だが厳しい評価をする一方で、長谷川ECSは、今回のトップエンデバーに選ばれた選手に限らず、全国の高校生たちにアドバイスを送っている。
「練習をするうえで、この練習は何をやっているのかをもう少しきちんと理解をして、その練習を正確に、もっと高いパフォーマンスができるように毎回やってほしいと思います。そしてバスケットがうまくなりたいのなら、もっとバスケットを勉強してほしい。バスケットも勉強と同じです。体は勝手にうまくなりません。頭で理解をして、それを体で表現しているわけですから、まずは勉強が必要です。そのように自分で考えて、自分で行動して、自分で成功体験を重ねる。それが自信になるのです。そしてまた次のステップにつなげるというサイクルを繰り返すと、彼らはもっともっとうまくなると思います。今が一番バスケットの技術を吸収するときですから」
長谷川ECSの考える「心技体+知(知識、知恵)」が浸透すれば、高校生年代のレベルは向上していくだろう。この日行なった練習の意味や意義をどのように捉えて、所属チームでどう生かすか。それこそが彼らに課せられた“宿題”でもあるわけだ。
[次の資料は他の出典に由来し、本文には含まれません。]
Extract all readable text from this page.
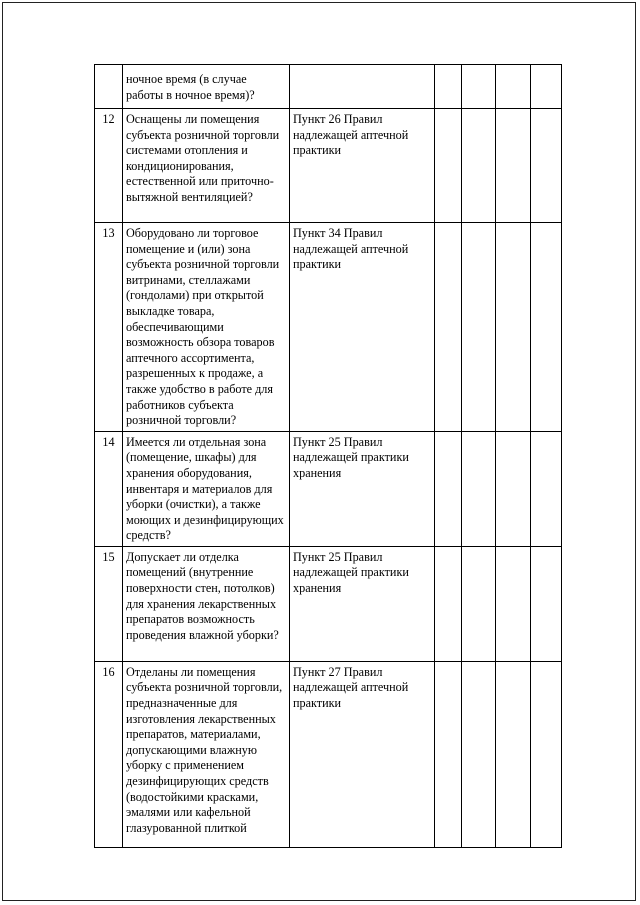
	ночное время (в случае работы в ночное время)?					
12	Оснащены ли помещения субъекта розничной торговли системами отопления и кондиционирования, естественной или приточно-вытяжной вентиляцией?	Пункт 26 Правил надлежащей аптечной практики				
13	Оборудовано ли торговое помещение и (или) зона субъекта розничной торговли витринами, стеллажами (гондолами) при открытой выкладке товара, обеспечивающими возможность обзора товаров аптечного ассортимента, разрешенных к продаже, а также удобство в работе для работников субъекта розничной торговли?	Пункт 34 Правил надлежащей аптечной практики				
14	Имеется ли отдельная зона (помещение, шкафы) для хранения оборудования, инвентаря и материалов для уборки (очистки), а также моющих и дезинфицирующих средств?	Пункт 25 Правил надлежащей практики хранения				
15	Допускает ли отделка помещений (внутренние поверхности стен, потолков) для хранения лекарственных препаратов возможность проведения влажной уборки?	Пункт 25 Правил надлежащей практики хранения				
16	Отделаны ли помещения субъекта розничной торговли, предназначенные для изготовления лекарственных препаратов, материалами, допускающими влажную уборку с применением дезинфицирующих средств (водостойкими красками, эмалями или кафельной глазурованной плиткой	Пункт 27 Правил надлежащей аптечной практики				
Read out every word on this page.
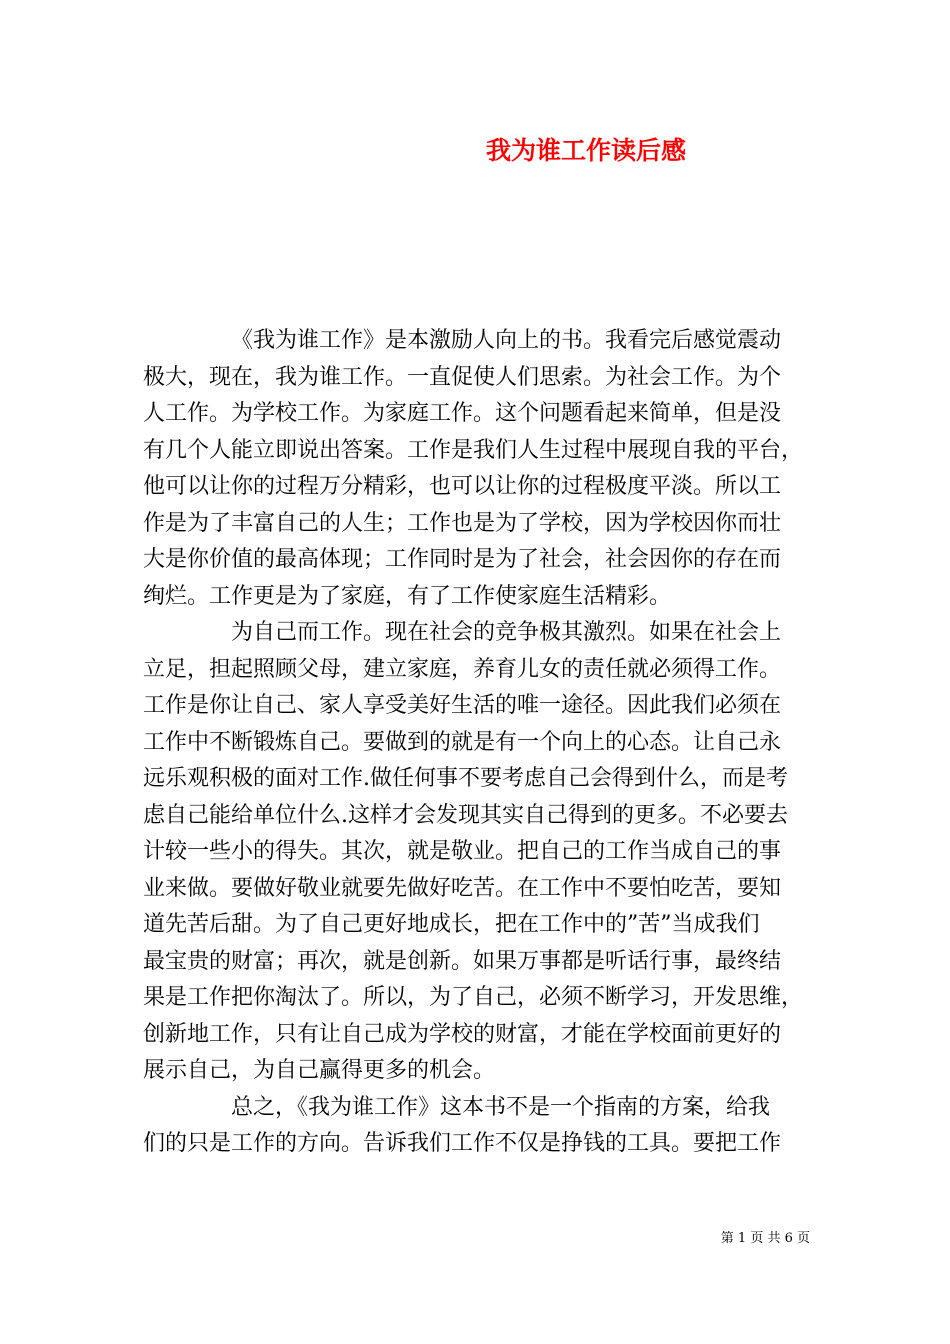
我为谁工作读后感
《我为谁工作》是本激励人向上的书。我看完后感觉震动
极大，现在，我为谁工作。一直促使人们思索。为社会工作。为个
人工作。为学校工作。为家庭工作。这个问题看起来简单，但是没
有几个人能立即说出答案。工作是我们人生过程中展现自我的平台，
他可以让你的过程万分精彩，也可以让你的过程极度平淡。所以工
作是为了丰富自己的人生；工作也是为了学校，因为学校因你而壮
大是你价值的最高体现；工作同时是为了社会，社会因你的存在而
绚烂。工作更是为了家庭，有了工作使家庭生活精彩。
为自己而工作。现在社会的竞争极其激烈。如果在社会上
立足，担起照顾父母，建立家庭，养育儿女的责任就必须得工作。
工作是你让自己、家人享受美好生活的唯一途径。因此我们必须在
工作中不断锻炼自己。要做到的就是有一个向上的心态。让自己永
远乐观积极的面对工作.做任何事不要考虑自己会得到什么，而是考
虑自己能给单位什么.这样才会发现其实自己得到的更多。不必要去
计较一些小的得失。其次，就是敬业。把自己的工作当成自己的事
业来做。要做好敬业就要先做好吃苦。在工作中不要怕吃苦，要知
道先苦后甜。为了自己更好地成长，把在工作中的”苦”当成我们
最宝贵的财富；再次，就是创新。如果万事都是听话行事，最终结
果是工作把你淘汰了。所以，为了自己，必须不断学习，开发思维，
创新地工作，只有让自己成为学校的财富，才能在学校面前更好的
展示自己，为自己赢得更多的机会。
总之，《我为谁工作》这本书不是一个指南的方案，给我
们的只是工作的方向。告诉我们工作不仅是挣钱的工具。要把工作
第 1 页 共 6 页
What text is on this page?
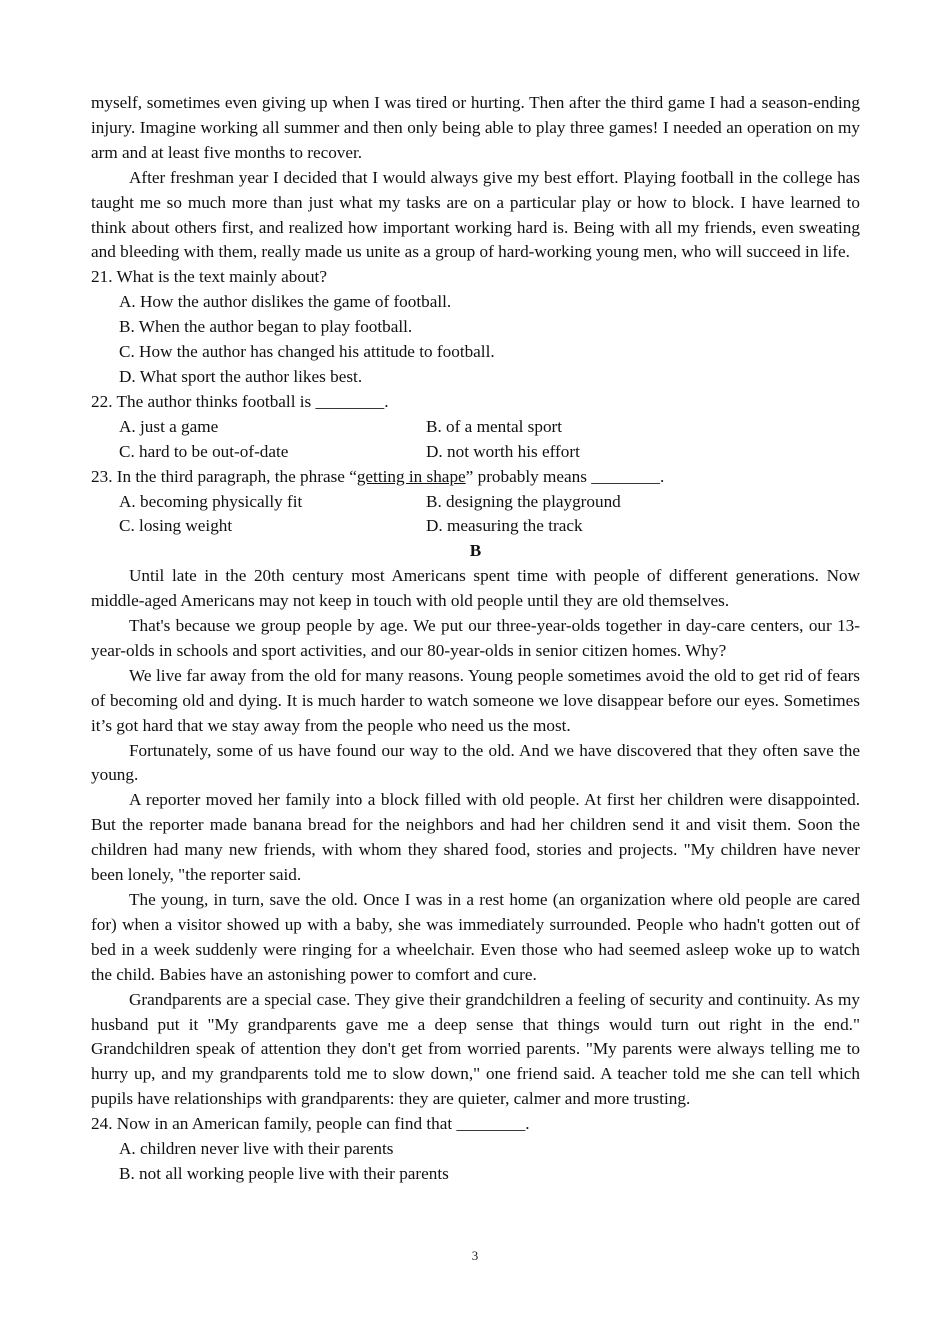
myself, sometimes even giving up when I was tired or hurting. Then after the third game I had a season-ending injury. Imagine working all summer and then only being able to play three games! I needed an operation on my arm and at least five months to recover.

After freshman year I decided that I would always give my best effort. Playing football in the college has taught me so much more than just what my tasks are on a particular play or how to block. I have learned to think about others first, and realized how important working hard is. Being with all my friends, even sweating and bleeding with them, really made us unite as a group of hard-working young men, who will succeed in life.

21. What is the text mainly about?

A. How the author dislikes the game of football.

B. When the author began to play football.

C. How the author has changed his attitude to football.

D. What sport the author likes best.

22. The author thinks football is ________.

A. just a game	B. of a mental sport
C. hard to be out-of-date	D. not worth his effort

23. In the third paragraph, the phrase “getting in shape” probably means ________.

A. becoming physically fit	B. designing the playground
C. losing weight	D. measuring the track

B

Until late in the 20th century most Americans spent time with people of different generations. Now middle-aged Americans may not keep in touch with old people until they are old themselves.

That's because we group people by age. We put our three-year-olds together in day-care centers, our 13-year-olds in schools and sport activities, and our 80-year-olds in senior citizen homes. Why?

We live far away from the old for many reasons. Young people sometimes avoid the old to get rid of fears of becoming old and dying. It is much harder to watch someone we love disappear before our eyes. Sometimes it’s got hard that we stay away from the people who need us the most.

Fortunately, some of us have found our way to the old. And we have discovered that they often save the young.

A reporter moved her family into a block filled with old people. At first her children were disappointed. But the reporter made banana bread for the neighbors and had her children send it and visit them. Soon the children had many new friends, with whom they shared food, stories and projects. "My children have never been lonely, "the reporter said.

The young, in turn, save the old. Once I was in a rest home (an organization where old people are cared for) when a visitor showed up with a baby, she was immediately surrounded. People who hadn't gotten out of bed in a week suddenly were ringing for a wheelchair. Even those who had seemed asleep woke up to watch the child. Babies have an astonishing power to comfort and cure.

Grandparents are a special case. They give their grandchildren a feeling of security and continuity. As my husband put it "My grandparents gave me a deep sense that things would turn out right in the end." Grandchildren speak of attention they don't get from worried parents. "My parents were always telling me to hurry up, and my grandparents told me to slow down," one friend said. A teacher told me she can tell which pupils have relationships with grandparents: they are quieter, calmer and more trusting.

24. Now in an American family, people can find that ________.

A. children never live with their parents

B. not all working people live with their parents

3
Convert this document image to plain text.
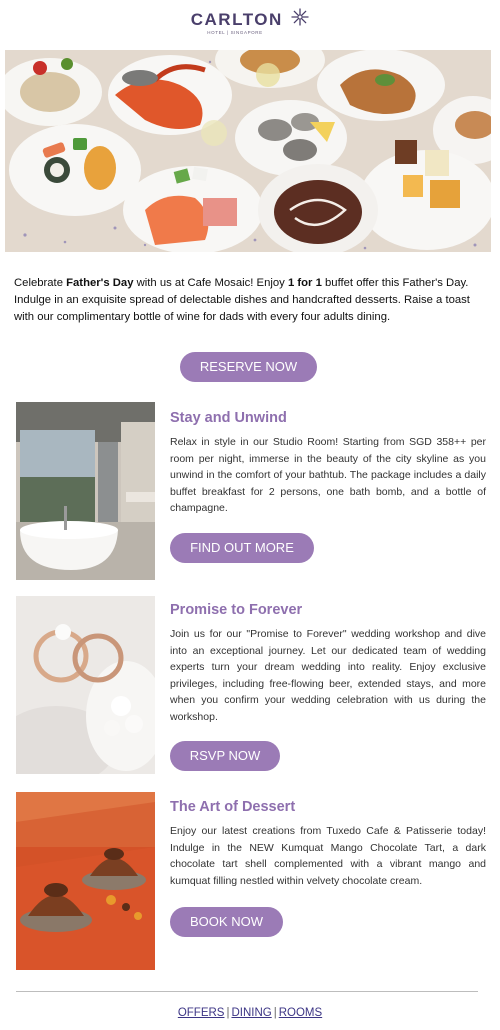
CARLTON
HOTEL | SINGAPORE
Celebrate Father's Day with us at Cafe Mosaic! Enjoy 1 for 1 buffet offer this Father's Day. Indulge in an exquisite spread of delectable dishes and handcrafted desserts. Raise a toast with our complimentary bottle of wine for dads with every four adults dining.
RESERVE NOW
Stay and Unwind
Relax in style in our Studio Room! Starting from SGD 358++ per room per night, immerse in the beauty of the city skyline as you unwind in the comfort of your bathtub. The package includes a daily buffet breakfast for 2 persons, one bath bomb, and a bottle of champagne.
FIND OUT MORE
Promise to Forever
Join us for our "Promise to Forever" wedding workshop and dive into an exceptional journey. Let our dedicated team of wedding experts turn your dream wedding into reality. Enjoy exclusive privileges, including free-flowing beer, extended stays, and more when you confirm your wedding celebration with us during the workshop.
RSVP NOW
The Art of Dessert
Enjoy our latest creations from Tuxedo Cafe & Patisserie today! Indulge in the NEW Kumquat Mango Chocolate Tart, a dark chocolate tart shell complemented with a vibrant mango and kumquat filling nestled within velvety chocolate cream.
BOOK NOW
OFFERS | DINING | ROOMS
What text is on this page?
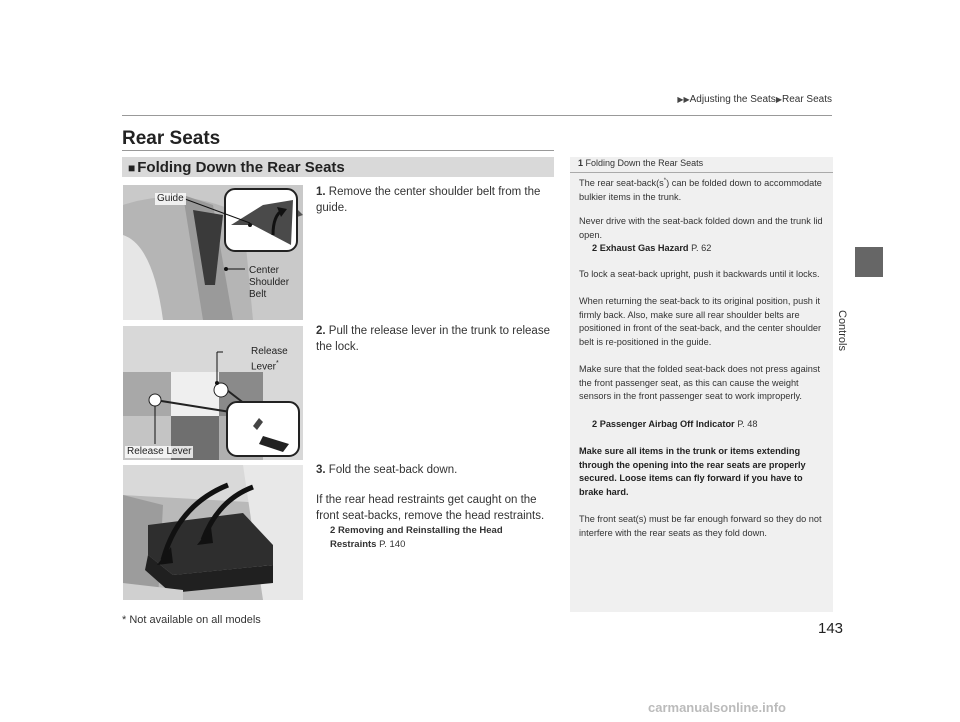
▶▶Adjusting the Seats▶Rear Seats
Rear Seats
■ Folding Down the Rear Seats
Controls
Guide
Center
Shoulder
Belt
Release
Lever*
Release Lever
1. Remove the center shoulder belt from the guide.
2. Pull the release lever in the trunk to release the lock.
3. Fold the seat-back down.
If the rear head restraints get caught on the front seat-backs, remove the head restraints.
2 Removing and Reinstalling the Head Restraints P. 140
1 Folding Down the Rear Seats
The rear seat-back(s*) can be folded down to accommodate bulkier items in the trunk.
Never drive with the seat-back folded down and the trunk lid open.
2 Exhaust Gas Hazard P. 62
To lock a seat-back upright, push it backwards until it locks.
When returning the seat-back to its original position, push it firmly back. Also, make sure all rear shoulder belts are positioned in front of the seat-back, and the center shoulder belt is re-positioned in the guide.
Make sure that the folded seat-back does not press against the front passenger seat, as this can cause the weight sensors in the front passenger seat to work improperly.
2 Passenger Airbag Off Indicator P. 48
Make sure all items in the trunk or items extending through the opening into the rear seats are properly secured. Loose items can fly forward if you have to brake hard.
The front seat(s) must be far enough forward so they do not interfere with the rear seats as they fold down.
* Not available on all models	143
carmanualsonline.info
技術練習が終わると、最後は小山孟志ストレングス&コンディショニングコーチによるフィジカルトレーニングが行われた。兵庫・神戸科学技術高校1年の卜部謙慎選手が「初日もきつかったけど、フィジカルトレーニングが一番きつかったです」と言うように、正確なフォームでやると、自体重さえもきちんと支えられない選手が多数出ていた。富山・県立高岡工芸高校2年の川邊亮平選手は「フィジカルトレーニングは、最近チームでもあまりやっていません。以前は体幹トレーニングをしていたのですが、今はあまりしてないです」と言う。このあたりも今後の大きな課題となりそうである。